What you want is that big punch from that primary botanical—and then you want to figure out how you really want to use it. So, we’ll go back to the gentian model. A number of Italian amaros are made with gentian. My favorite is a little distillery in Rome that makes Amaro Formidabile. It’s essentially gentian-based like Suze, without all the sugar, and then barrel-aged. It’s dry, earthy, and awesome. Every time I go to Rome, I find a bottle.

I buy neutral spirits for my botanical distillates. I look at neutral as a white canvas.
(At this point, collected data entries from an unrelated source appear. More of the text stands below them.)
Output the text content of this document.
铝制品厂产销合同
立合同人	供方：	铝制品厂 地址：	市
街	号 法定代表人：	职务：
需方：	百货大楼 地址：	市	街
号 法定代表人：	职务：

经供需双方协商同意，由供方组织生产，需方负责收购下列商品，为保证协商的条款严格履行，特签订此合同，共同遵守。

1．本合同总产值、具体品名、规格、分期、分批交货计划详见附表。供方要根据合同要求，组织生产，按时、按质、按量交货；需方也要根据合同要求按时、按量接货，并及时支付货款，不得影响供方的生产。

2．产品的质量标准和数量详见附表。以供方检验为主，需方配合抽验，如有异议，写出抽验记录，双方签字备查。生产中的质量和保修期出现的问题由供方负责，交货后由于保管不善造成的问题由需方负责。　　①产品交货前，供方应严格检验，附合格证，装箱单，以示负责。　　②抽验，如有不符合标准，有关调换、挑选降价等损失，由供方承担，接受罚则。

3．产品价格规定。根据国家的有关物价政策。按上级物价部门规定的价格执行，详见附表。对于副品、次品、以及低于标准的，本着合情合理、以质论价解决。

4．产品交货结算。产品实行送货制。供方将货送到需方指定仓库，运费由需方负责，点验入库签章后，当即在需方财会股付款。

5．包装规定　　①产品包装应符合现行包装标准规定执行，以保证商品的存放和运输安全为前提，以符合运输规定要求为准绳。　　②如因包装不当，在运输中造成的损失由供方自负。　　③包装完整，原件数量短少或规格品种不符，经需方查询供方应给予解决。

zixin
I don’t have a big column still in here. I can buy a higher quality neutral product that I can use as a basis, and then like an artist would paint, I use the botanicals to paint. I typically use neutral grain, but I’ve used neutral French grape spirit, particularly for prototyping.

In Cocktails

Amer Antik makes beautiful cocktails. It makes a better Brooklyn than anything else, a better Liberal, and a better Brittany. A little bit of it in pretty much any whiskey cocktail will totally change the game. You can taste what cocktails tasted like in the late 19th and early 20th centuries.

The other thing I like to do is a riff on a Brooklyn with tequila that I call The Ciudad. I substitute our Curaçao in place of maraschino, and tequila instead of whiskey. It’s a delicious cocktail.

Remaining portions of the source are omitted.